Success mantra of the Tenali model of garbage disposal is segregation of wet and dry garbage at the generation point – be it in the kitchen or in a factory, which provides leverage to the municipality to generate good quality recyclable dry that is sold at Rs.3 a kg through an MoU, while the Vijayawada Municipality spends money to just collect and dump, collecting Rs.10 to Rs.20 from each household where door-to-door collection is available.

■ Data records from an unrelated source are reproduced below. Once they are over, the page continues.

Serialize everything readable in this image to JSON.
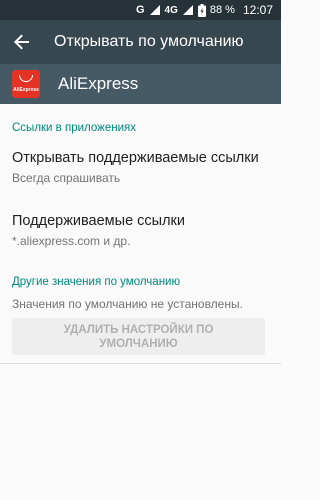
{
  "status_bar": {
    "network_label": "G",
    "network_type": "4G",
    "battery": "88 %",
    "time": "12:07",
    "icons": [
      "signal-icon",
      "battery-icon"
    ]
  },
  "toolbar": {
    "back_icon": "arrow-back-icon",
    "title": "Открывать по умолчанию"
  },
  "app": {
    "name": "AliExpress",
    "icon": "aliexpress-logo-icon",
    "icon_text": "AliExpress"
  },
  "sections": {
    "app_links": {
      "header": "Ссылки в приложениях",
      "open_links": {
        "title": "Открывать поддерживаемые ссылки",
        "value": "Всегда спрашивать"
      },
      "supported_links": {
        "title": "Поддерживаемые ссылки",
        "value": "*.aliexpress.com и др."
      }
    },
    "other_defaults": {
      "header": "Другие значения по умолчанию",
      "description": "Значения по умолчанию не установлены.",
      "clear_button_label": "УДАЛИТЬ НАСТРОЙКИ ПО\nУМОЛЧАНИЮ"
    }
  },
  "colors": {
    "status_bar": "#263238",
    "toolbar": "#37474f",
    "app_header": "#455a64",
    "accent": "#00897b",
    "background": "#fafafa"
  }
}
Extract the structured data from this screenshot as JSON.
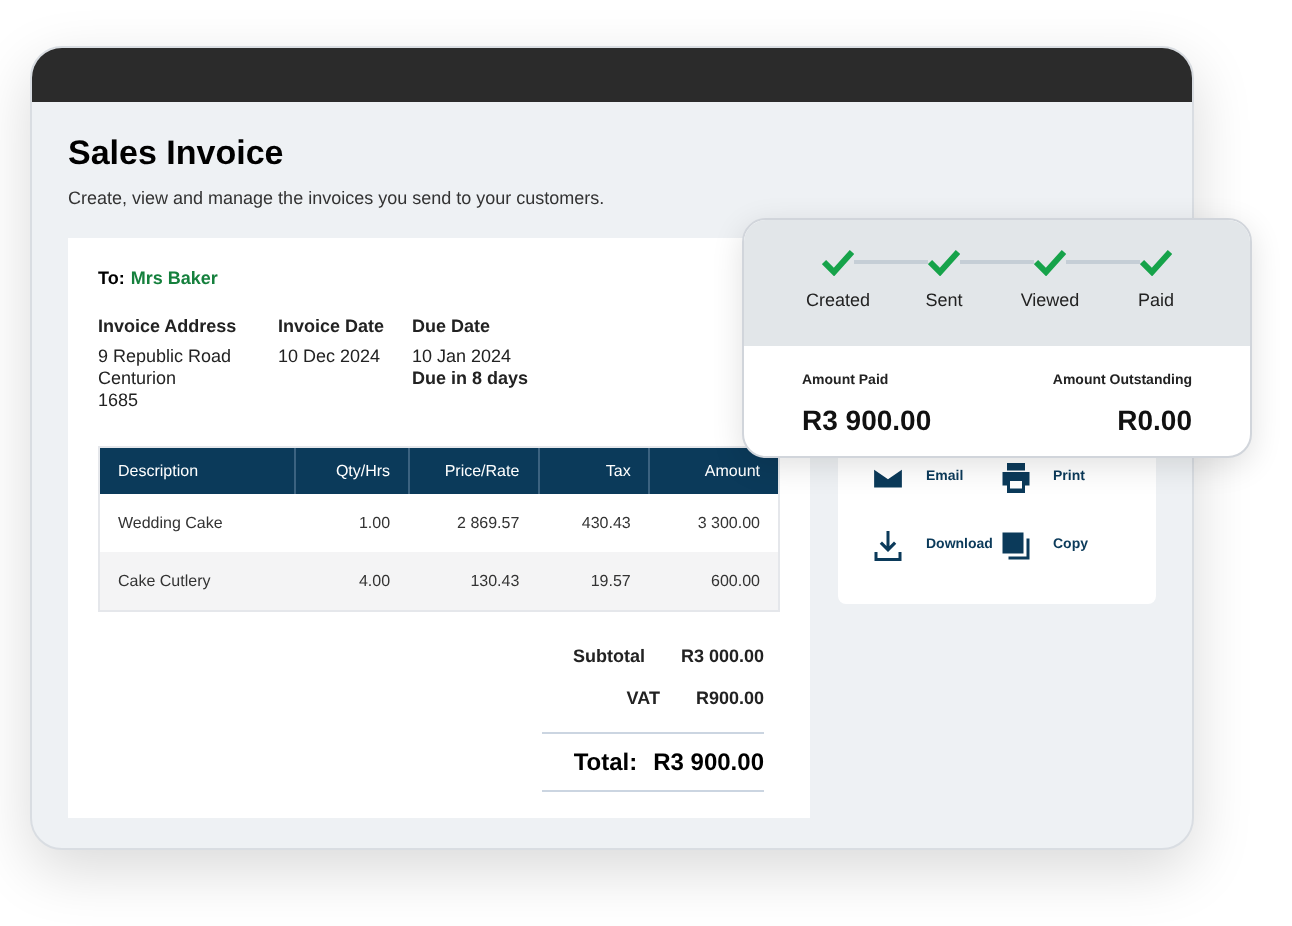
{
  "header": {
    "title": "Sales Invoice",
    "subtitle": "Create, view and manage the invoices you send to your customers."
  },
  "invoice": {
    "to_label": "To:",
    "recipient": "Mrs Baker",
    "address": {
      "label": "Invoice Address",
      "lines": [
        "9 Republic Road",
        "Centurion",
        "1685"
      ]
    },
    "invoice_date": {
      "label": "Invoice Date",
      "value": "10 Dec 2024"
    },
    "due_date": {
      "label": "Due Date",
      "value": "10 Jan 2024",
      "note": "Due in 8 days"
    },
    "table": {
      "columns": [
        "Description",
        "Qty/Hrs",
        "Price/Rate",
        "Tax",
        "Amount"
      ],
      "rows": [
        [
          "Wedding Cake",
          "1.00",
          "2 869.57",
          "430.43",
          "3 300.00"
        ],
        [
          "Cake Cutlery",
          "4.00",
          "130.43",
          "19.57",
          "600.00"
        ]
      ]
    },
    "totals": [
      {
        "label": "Subtotal",
        "value": "R3 000.00"
      },
      {
        "label": "VAT",
        "value": "R900.00"
      }
    ],
    "total": {
      "label": "Total:",
      "value": "R3 900.00"
    }
  },
  "actions": [
    {
      "kind": "email",
      "label": "Email"
    },
    {
      "kind": "print",
      "label": "Print"
    },
    {
      "kind": "download",
      "label": "Download"
    },
    {
      "kind": "copy",
      "label": "Copy"
    }
  ],
  "status": {
    "steps": [
      {
        "label": "Created",
        "done": true
      },
      {
        "label": "Sent",
        "done": true
      },
      {
        "label": "Viewed",
        "done": true
      },
      {
        "label": "Paid",
        "done": true
      }
    ],
    "paid": {
      "label": "Amount Paid",
      "value": "R3 900.00"
    },
    "outstanding": {
      "label": "Amount Outstanding",
      "value": "R0.00"
    }
  }
}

There is no littering on streets/drains anymore as a sanitary worker collects from 1,400 households using an autorickshaw or cycle rickshaw at a fixed time everyday by having a log of house-wise garbage collection days and out of 100 MT of garbage so produced, 40 MT is sold for recycling generating a revenue of Rs.15 lakh per annum. “User charges are collected from bulk garbage producers in commercial spaces providing the municipality Rs.12.34 lakh and penalties for use of plastics or improper garbage disposal bring another Rs.2.09 lakh,” Mr. Udai Singh said. Dedicated to his work, he has been planning innovatively to make the city bin-free and that showed in the form of the only municipality in the country to get UNEP Membership as part of its Clean-up the World campaign. The appreciation did not stop here, with Tenali winning Green Leaf Award, Paryavaran Mitra Award and two others.

New plans

The engineer plans installation of fuel-free incinerators at all the street-end points where all inert material could be burnt with minimal investment. Segregation at each household producing just 1 k.g. garbage per day was very easy compared to impossible task of segregating one tonnes of mixed garbage.

Guntur, Vijayawada, Visakhapatnam and Rajahmundry Corporations also could follow this methodology of disposal, he opined, but sees lack of initiative from the people's representatives and the officials to implement it at the micro level.